Текст книги "Дочь Лебедя"
Автор книги: Джоанна Бак
Жанр:
Короткие любовные романы
сообщить о нарушении
Текущая страница: 18 (всего у книги 18 страниц)
По дороге к миссис Рассел я купила букет пионов. Когда я вошла в дом, я увидела, что гостиная очень даже приветлива. Эта незнакомая большая комната была местом, которое я хотела узнать и обжить, потому что здесь я могу чувствовать себя в безопасности. А большой черный телефон принес мне добрые вести однажды, и такое может случиться еще раз.
Я отдала пионы Кармен и попросила поставить их в вазу. Поднялась в розовую спальню, достала новые простыни и застелила ими постель; одеяло я убрала: было слишком жарко. Кровать выглядела прохладной, белой и простой, как операционный стол. Прохладные простыни, саван для Феликса, чтобы похоронить его смерть.
– Вам помочь? – спросила Кармен. Она стоит в дверях.
Я почувствовала головокружение и заметила по часам, что уже пятый час.
– Я постелила свои простыни, – сказала я, как будто всегда так делала.
Я забыла перекусить по дороге и попросила Кармен разогреть что-нибудь из морозильника.
– Что бы вы хотели? – спрашивает она.
– Не знаю. Решите сами, что-нибудь повкуснее. И еще немного хлеба с маслом и полбутылки вина.
Я ела одна, торопливо, на подносе, в гостиной.
После того как я отнесла поднос Кармен, я вернулась в гостиную и села на диван, рассматривая пионы в голубой вазе, через несколько минут я уже знала, что жду Феликса, опять жду Феликса, и кровать ждала его наверху.
Раздался телефонный звонок; я увидела, как мигает лампочка.
– Флоренс. – Я никогда не слышала, как он произносит мое имя по телефону.
– Феликс. – Просто произносить его имя уже было чудом. Он сказал мне, что он в центре города.
– Я хочу приехать к тебе, – сказал он. – Где находится твой дом?
Я окинула взглядом гостиную и посмотрела наверх. Он придет и увидит цветы, которые стояли у меня в Париже. Я сделала все, чтобы остановить время, но… правильно ли это?
– Давай где-нибудь встретимся, – предлагаю я.
Молчание. Я продолжаю:
– Возле Центрального парка есть маленький отель, где мы могли бы встретиться. Там два входа, войди с Пятьдесят восьмой улицы. – Я сообщила ему название отеля и сказала, что буду там через час.
Я не хотела встречаться с ним здесь.
После того как он позвонил и мы договорились встретиться, я окончательно поверила, что он жив. Я должна увидеть его хотя бы раз, прежде чем моя жизнь пойдет дальше.
Я поднялась наверх, нарумянила щеки и подвела глаза, но потом все смыла, потому что стала похожей на него.
Я услышала, как звонит дверной колокольчик; я на секунду испугалась, что это пришел он, но услышала, как Кармен спрашивает: Эллис? Эллис?
Я вышла. Это был посыльный с большим свертком.
– Это я, Кармен, – крикнула я. Она удивленно посмотрела на меня, кивнула и подписала желтый бланк. Потом взяла сверток и отдала его мне. Это был букет желтых роз, в него была вложена карточка. Я не уверена, что люблю желтые. На секунду я вообразила, что они от Феликса. На карточке было написано: «Можем ли мы сегодня вечером пообедать в подходящее время? Эти поздние часы убивают меня» – и подпись «Пол».

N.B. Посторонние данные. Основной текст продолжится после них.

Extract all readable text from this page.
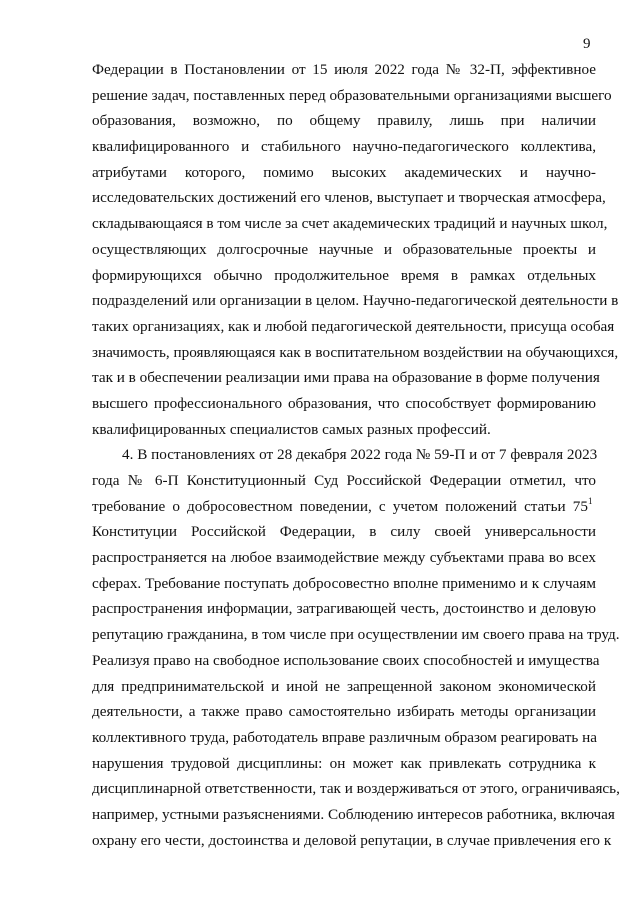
9
Федерации в Постановлении от 15 июля 2022 года № 32-П, эффективное
решение задач, поставленных перед образовательными организациями высшего
образования, возможно, по общему правилу, лишь при наличии
квалифицированного и стабильного научно-педагогического коллектива,
атрибутами которого, помимо высоких академических и научно-
исследовательских достижений его членов, выступает и творческая атмосфера,
складывающаяся в том числе за счет академических традиций и научных школ,
осуществляющих долгосрочные научные и образовательные проекты и
формирующихся обычно продолжительное время в рамках отдельных
подразделений или организации в целом. Научно-педагогической деятельности в
таких организациях, как и любой педагогической деятельности, присуща особая
значимость, проявляющаяся как в воспитательном воздействии на обучающихся,
так и в обеспечении реализации ими права на образование в форме получения
высшего профессионального образования, что способствует формированию
квалифицированных специалистов самых разных профессий.
4. В постановлениях от 28 декабря 2022 года № 59-П и от 7 февраля 2023
года № 6-П Конституционный Суд Российской Федерации отметил, что
требование о добросовестном поведении, с учетом положений статьи $75^1$
Конституции Российской Федерации, в силу своей универсальности
распространяется на любое взаимодействие между субъектами права во всех
сферах. Требование поступать добросовестно вполне применимо и к случаям
распространения информации, затрагивающей честь, достоинство и деловую
репутацию гражданина, в том числе при осуществлении им своего права на труд.
Реализуя право на свободное использование своих способностей и имущества
для предпринимательской и иной не запрещенной законом экономической
деятельности, а также право самостоятельно избирать методы организации
коллективного труда, работодатель вправе различным образом реагировать на
нарушения трудовой дисциплины: он может как привлекать сотрудника к
дисциплинарной ответственности, так и воздерживаться от этого, ограничиваясь,
например, устными разъяснениями. Соблюдению интересов работника, включая
охрану его чести, достоинства и деловой репутации, в случае привлечения его к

«Может быть», – подумала я.
Я быстро добралась до отеля. У меня в сумочке было кольцо, я принесла его Феликсу.
Я прошла через мраморный вход, пол был песочного цвета, такой скользкий и блестящий, что я поскользнулась и чуть не упала.
Феликс уже ждал меня, сидя в одном из кресел возле маленького стола в центре холла.
Он пил пиво. Подошла официантка, я заказала тоник и посмотрела на его ноги – не на него, а на его ноги.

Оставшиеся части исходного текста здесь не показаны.